L'Ancien Régime désigne l'ensemble des caractéristiques politiques, sociales, économiques et démographiques de l'Europe et de ses colonies entre le XVIe et la fin du XVIIIe siècle. Ces traits seront progressivement remplacés par ceux de la société capitaliste au cours du XIXe siècle. Ce terme fut utilisé après la Révolution française pour définir la société précédente, considérée comme injuste et décadente.

La politique : la monarchie absolue

Le gouvernement des États de l'Ancien Régime reposait majoritairement sur des régimes à caractère absolutiste. Ceux-ci étaient justifiés idéologiquement par la formule de la « monarchie de droit divin », signifiant que le pouvoir du roi émanait de Dieu. Par conséquent, le monarque n'était responsable que devant Dieu. Des auteurs comme Hobbes et Bossuet ont défendu la monarchie absolue comme la forme de gouvernement idéale.

Cependant, l'absolutisme rencontra une certaine résistance, provenant essentiellement des défenseurs des privilèges féodaux hérités du Moyen Âge et réservés à la noblesse et au clergé. Tout au long du XVIIIe siècle, les monarques tentèrent de mettre fin à cette limitation de leur pouvoir en exerçant une nouvelle forme de gouvernement : le « despotisme éclairé ».

Peu de pays européens échappèrent à la monarchie absolue.

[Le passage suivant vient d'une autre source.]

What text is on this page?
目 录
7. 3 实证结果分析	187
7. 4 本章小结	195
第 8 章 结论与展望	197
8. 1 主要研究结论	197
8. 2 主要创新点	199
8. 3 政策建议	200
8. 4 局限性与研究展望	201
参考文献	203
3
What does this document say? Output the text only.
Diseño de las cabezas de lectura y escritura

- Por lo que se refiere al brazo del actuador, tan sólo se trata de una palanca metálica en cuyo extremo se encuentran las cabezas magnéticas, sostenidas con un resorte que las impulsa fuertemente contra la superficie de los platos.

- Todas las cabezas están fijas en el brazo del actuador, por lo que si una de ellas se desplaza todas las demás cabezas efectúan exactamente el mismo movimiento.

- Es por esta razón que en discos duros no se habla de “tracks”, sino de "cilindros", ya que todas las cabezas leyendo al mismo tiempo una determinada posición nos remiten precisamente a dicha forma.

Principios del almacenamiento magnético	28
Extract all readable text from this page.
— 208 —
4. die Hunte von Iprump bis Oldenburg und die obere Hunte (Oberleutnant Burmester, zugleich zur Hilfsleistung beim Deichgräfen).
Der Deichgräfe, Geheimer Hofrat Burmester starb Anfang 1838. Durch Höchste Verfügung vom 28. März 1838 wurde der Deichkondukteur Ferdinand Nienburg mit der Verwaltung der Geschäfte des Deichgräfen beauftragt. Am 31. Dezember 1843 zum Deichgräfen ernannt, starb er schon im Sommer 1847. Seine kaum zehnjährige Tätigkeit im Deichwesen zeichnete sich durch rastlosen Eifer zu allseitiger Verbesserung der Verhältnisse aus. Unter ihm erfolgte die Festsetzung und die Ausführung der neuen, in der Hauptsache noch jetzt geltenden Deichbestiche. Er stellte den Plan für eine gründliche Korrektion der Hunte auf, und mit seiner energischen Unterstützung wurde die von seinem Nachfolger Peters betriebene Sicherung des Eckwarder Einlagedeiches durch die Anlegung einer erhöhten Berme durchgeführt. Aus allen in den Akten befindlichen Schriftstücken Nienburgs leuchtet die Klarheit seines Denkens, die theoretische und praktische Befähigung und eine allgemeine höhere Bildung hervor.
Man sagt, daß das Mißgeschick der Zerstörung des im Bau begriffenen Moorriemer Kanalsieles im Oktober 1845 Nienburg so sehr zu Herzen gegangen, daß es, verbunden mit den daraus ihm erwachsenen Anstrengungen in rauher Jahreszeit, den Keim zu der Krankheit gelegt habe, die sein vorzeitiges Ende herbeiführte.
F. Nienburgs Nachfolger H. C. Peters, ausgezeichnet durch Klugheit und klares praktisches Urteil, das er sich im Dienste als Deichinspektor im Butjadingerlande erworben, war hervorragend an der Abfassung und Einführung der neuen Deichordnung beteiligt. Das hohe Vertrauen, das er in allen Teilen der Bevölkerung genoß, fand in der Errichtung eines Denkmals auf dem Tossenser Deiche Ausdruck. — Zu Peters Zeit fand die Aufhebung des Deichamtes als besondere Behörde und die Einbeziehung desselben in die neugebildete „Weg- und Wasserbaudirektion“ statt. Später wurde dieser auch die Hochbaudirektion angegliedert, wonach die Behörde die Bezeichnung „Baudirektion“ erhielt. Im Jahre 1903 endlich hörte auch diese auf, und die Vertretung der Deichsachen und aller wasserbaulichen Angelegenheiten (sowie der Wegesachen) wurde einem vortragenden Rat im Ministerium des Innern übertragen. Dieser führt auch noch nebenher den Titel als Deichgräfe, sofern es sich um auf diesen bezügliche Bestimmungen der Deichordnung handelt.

Trois exceptions notables se distinguent :

  • Les Provinces-Unies (Pays-Bas)
  • La République de Venise
  • L'Angleterre (avec son parlementarisme)

En Grande-Bretagne, la monarchie absolue eut peu d'impact. Au cours du XVIIIe siècle, le Parlement gagna en importance, contrôlant en grande partie l'action des rois. En pratique, le pouvoir de ces derniers était limité sur des questions aussi importantes que le vote des impôts.

L'économie : une base agraire

Les trois quarts de la population active étaient concentrés dans le secteur primaire, ce qui signifie que la majorité de la population vivait et travaillait à la campagne. L'industrie était de type artisanal et les corporations (guildes) persistaient. Le commerce maritime à longue distance dominait, en raison de l'insuffisance des réseaux de communication qui limitait les échanges commerciaux à l'intérieur de l'Europe.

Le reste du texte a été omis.